Jordan protests: King Abdullah names Marouf Bakhit PM
King Abdullah of Jordan has dismissed his cabinet and appointed a new prime minister amid large street protests that are demanding action on unemployment, rising prices, and the right to elect the prime minister.
Taking to the streets, protesters blamed former PM Samir Rifai for the country's economic problems and had called on him to stand down. The new PM, Marouf Bakhit, has been charged with carrying out "true political reforms" – a claim that the Islamist opposition rejected the appointment.
The palace said the king had accepted Rifai's resignation earlier on Tuesday – a move that many see as an attempt to stave off further trouble from angry Jordanians – as the wave of public unrest that is bubbling Mediterranean/North African countries – such as Tunisia and Egypt.
Announcing the appointment, the palace said the new prime minister's mission was "to take practical, quick and tangible steps to launch true political reforms, enhance Jordan's democratic drive and ensure safe and decent living for all Jordanians".
Reform was a "necessity to provide a better life for our people, but we won't be able to attain that without real political reforms, which must increase popular participation in the decision-making", the statement said.
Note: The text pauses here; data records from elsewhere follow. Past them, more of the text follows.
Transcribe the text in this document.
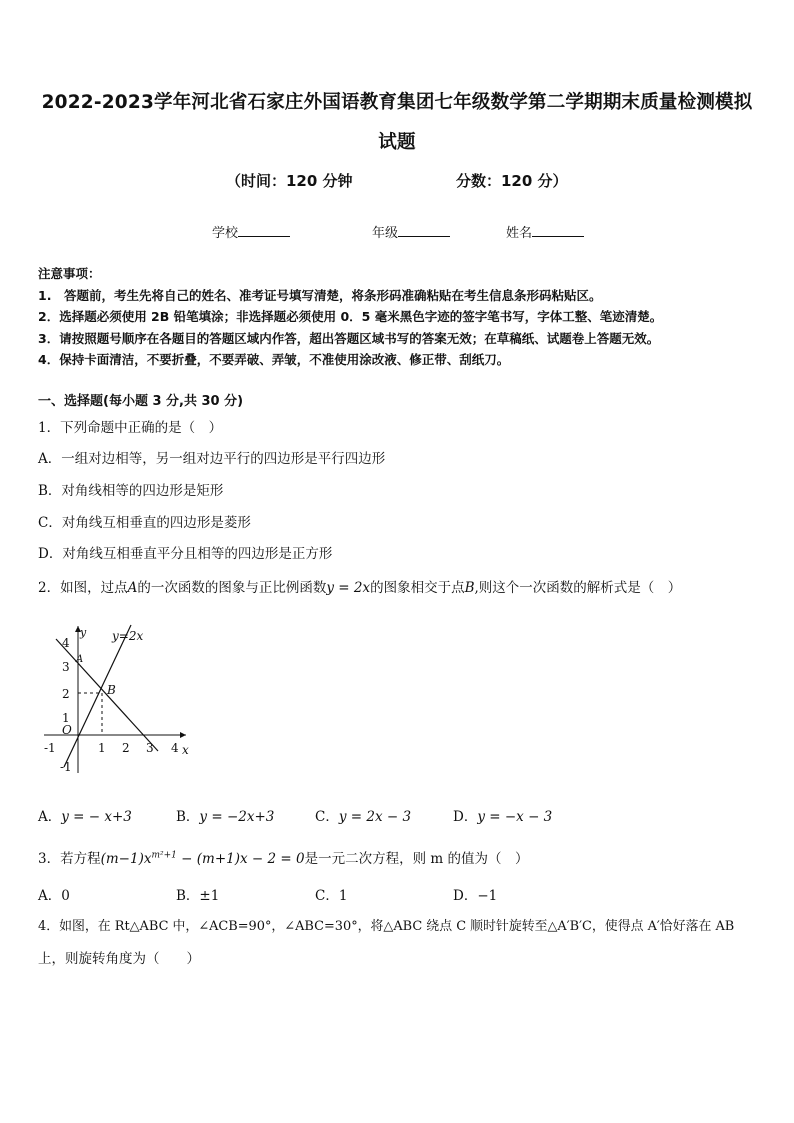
2022-2023学年河北省石家庄外国语教育集团七年级数学第二学期期末质量检测模拟
试题
（时间：120 分钟	分数：120 分）
学校	年级	姓名
注意事项：
1.　答题前，考生先将自己的姓名、准考证号填写清楚，将条形码准确粘贴在考生信息条形码粘贴区。
2．选择题必须使用 2B 铅笔填涂；非选择题必须使用 0．5 毫米黑色字迹的签字笔书写，字体工整、笔迹清楚。
3．请按照题号顺序在各题目的答题区域内作答，超出答题区域书写的答案无效；在草稿纸、试题卷上答题无效。
4．保持卡面清洁，不要折叠，不要弄破、弄皱，不准使用涂改液、修正带、刮纸刀。
一、选择题(每小题 3 分,共 30 分)
1．下列命题中正确的是（　）
A．一组对边相等，另一组对边平行的四边形是平行四边形
B．对角线相等的四边形是矩形
C．对角线互相垂直的四边形是菱形
D．对角线互相垂直平分且相等的四边形是正方形
2．如图，过点A的一次函数的图象与正比例函数y = 2x的图象相交于点B,则这个一次函数的解析式是（　）
y=2x
x
y
O
A
B
-1	1 2 3 4
4
3
2
1
-1
A．y = − x+3	B．y = −2x+3	C．y = 2x − 3	D．y = −x − 3
3．若方程$(m-1)x^{m^2+1} - (m+1)x - 2 = 0$是一元二次方程，则 m 的值为（　）
A．0	B．±1	C．1	D．−1
4．如图，在 Rt△ABC 中，∠ACB=90°，∠ABC=30°，将△ABC 绕点 C 顺时针旋转至△A′B′C，使得点 A′恰好落在 AB
上，则旋转角度为（　　）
The country's powerful Islamist opposition movement, the Islamic Action Front (IAF), said it did not welcome Bakhit's appointment.
"With the choice of Bakhit, it's obvious that reforms have not started yet. We are against Bakhit because our experience with him is not encouraging," IAF head Hamzah Mansur told the AFP news agency. "There is no reason to stop the protests now," he said.
The IAF has always said it believed elections in 2007, after which Bakhit stood down, were rigged. "He carried out the worst parliamentary elections in Jordan in 2007," said Zaki Bani Rsheid, another IAF leader. "He is not the right person to run things at this current state and get Jordan out of crisis," he said.
"We need a man who is well respected by the people, a man who does not have a history of corruption and oppression. How can he lead political reform?"
Bakhit is a retired army major-general who served as Jordan's prime minister from 2005 until his resignation in 2007. Before then he served as the kingdom's national security adviser and its ambassador to Israel.
He was also the head of a state committee that oversaw the implementation of the peace treaty that Jordan signed with Israel in 1994, and served as ambassador to Turkey for three years.
He has a doctorate in political science and taught the subject at a university for army and police recruits in southern Jordan.
Jordan has a high unemployment rate among its population of six million, the majority of whom are under 25, and is suffering from the rising food and fuel prices which have affected many of its neighbours.
The country has seen three weeks of largely peaceful protests, inspired by those in Tunisia which unseated President Zine al-Abedine Ben Ali and the ongoing unrest in Egypt.
The government recently announced a $125m (£78m) package to reduce prices, as well as measures to boost salaries, in an attempt to ease the protests.
But many of those on the streets said the measures were not enough and have demanded more extensive political reforms, including the right to directly elect the prime minister.